Dismayed at the way the suit fit her, McLaris lifted Jessie and carried her back to the acceleration seat. He strapped her in carefully and squeezed where he thought her shoulder was.
He brought a suit back for Garland and slipped into another one himself. As he tugged on the thick material, McLaris closed his eyes and thought back to the intense training he had taken before he, Jessie, and Diane had moved up to Orbitech 1.
“You’d better hurry—we’re coming in,” Garland called back without turning her head. “Clavius Base, we’re on our way!” She switched off the radio again. “Does Jessie remember any prayers from Sunday school? You’d better have her start saying them.”
McLaris went cold. “Let’s not get her worried,” he said shortly, then sealed his own helmet.
Garland muttered, glancing at the cross hairs on one of the screens as the landscape streaked beneath them. She pulled on her own helmet, and McLaris heard her voice crackle in his headset. “Here we go!”
The Miranda dropped in its descent, and its rockets fired to stop the fall. The jagged surface of the Moon rose up toward them. McLaris felt his stomach clench.
The upturned lip of a crater opened before them, and a vast flat plain spread out. Suddenly McLaris could see the blurred forms of the buried buildings on Clavius Base, and the shining, kilometers-long rail of the mass launcher used for catapulting lunar material into orbit for construction of the Lagrange colonies.
The crater Clavius spread out like a giant bowl—it seemed so smooth, a perfect spot to land. But as they came closer, McLaris spotted sharp edges, jutting rocks of smaller craters and fissures.
“Diddy!” Jessie cried, muffled in her suit.
The far wall of the Clavius crater grew visibly with each moment. “It’s now or never.”
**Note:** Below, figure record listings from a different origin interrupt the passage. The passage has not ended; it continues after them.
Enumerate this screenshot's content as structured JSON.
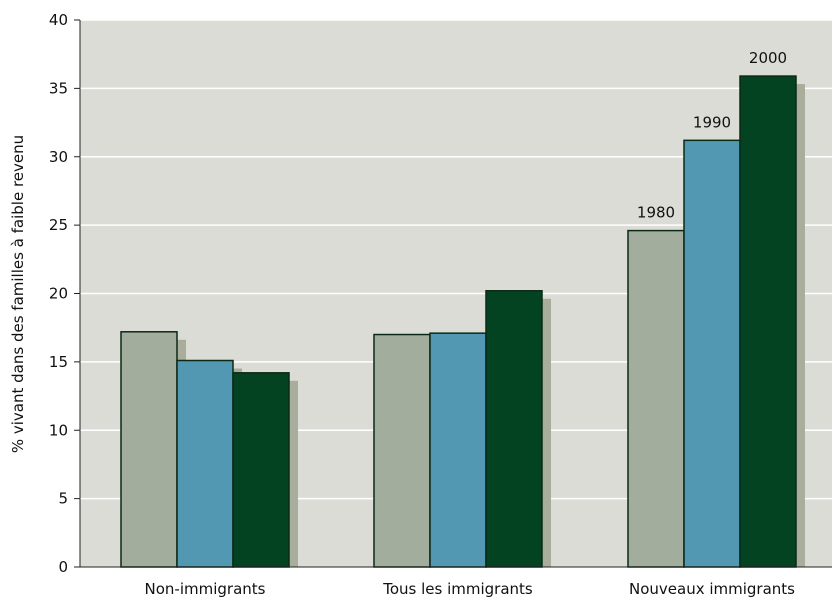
{
  "chart_data": {
    "type": "bar",
    "categories": [
      "Non-immigrants",
      "Tous les immigrants",
      "Nouveaux immigrants"
    ],
    "series": [
      {
        "name": "1980",
        "values": [
          17.2,
          17.0,
          24.6
        ]
      },
      {
        "name": "1990",
        "values": [
          15.1,
          17.1,
          31.2
        ]
      },
      {
        "name": "2000",
        "values": [
          14.2,
          20.2,
          35.9
        ]
      }
    ],
    "ylabel": "% vivant dans des familles à faible revenu",
    "xlabel": "",
    "ylim": [
      0,
      40
    ],
    "yticks": [
      0,
      5,
      10,
      15,
      20,
      25,
      30,
      35,
      40
    ],
    "grid": true,
    "legend": "series names labelled above the last group's bars",
    "colors": {
      "plot_background": "#dcdcd7",
      "gridline": "#ffffff",
      "shadow": "#a8ad9c",
      "bar_outline": "#0b2a16",
      "series": [
        "#a3ad9e",
        "#5298b2",
        "#034322"
      ]
    }
  }
}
Garland fired the attitude jets in an attempt to slow them down further, to take the shuttle in gently. They still seemed to be descending too fast. The rockets sputtered.
“So much for the safety factor in the fuel supply!”
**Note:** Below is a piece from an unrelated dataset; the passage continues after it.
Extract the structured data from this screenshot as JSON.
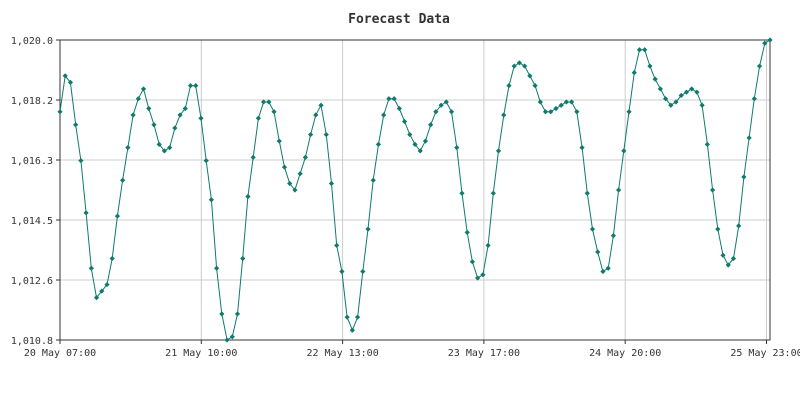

Garland clutched at the controls, but the shuttle did not respond. A last spurt from one of the engines tilted them sideways at a crazy angle. McLaris squeezed his eyes shut and opened them again, only to see the saw-toothed wall of rock hurtling toward them.
“Stephanie, look out—!”
A ripping explosion tore out the belly of the Miranda. The shuttle pitched. McLaris thought he could see stars, then the lunar surface, through a gash in the floor. Ragged metal strips dangled like knives as their air vented out into the vacuum in a cloud of white frost crystals.
The Miranda crashed, nose first, half burying itself into the lunar surface. Explosive pain popped inside of McLaris.
The cockpit wall folded up and struck him.
Fighting a red haze, McLaris clawed back to consciousness. Part of him wanted to remain in the floating warmth, in the dark, but another part insisted on returning to life.
He squinted, focused enough to see flecks of blood spattered on the inside of his faceplate. He was hurt. McLaris faced the knowledge coolly, at a distance from himself.
He forced his vision beyond the faceplate, into the distorted wreckage of the shuttle. His eyes began to assess distance and perspective again.
He recognized with a sick detachment the torn remains of Stephanie Garland in the pilot’s seat. Frozen, iron-hard tatters of flesh and powder-dry blood hung from the ragged ends of the control panel. Half the cockpit yawned open to space.
McLaris realized that he was now sitting in hard vacuum. He had no idea how long he had been unconscious. He wondered how long the air in his suit would last.
Pain rose up inside his head, and his eyes refused to focus again. Something peaceful called him to come back into sleep … back into a blissful coma, away from all pain and worry.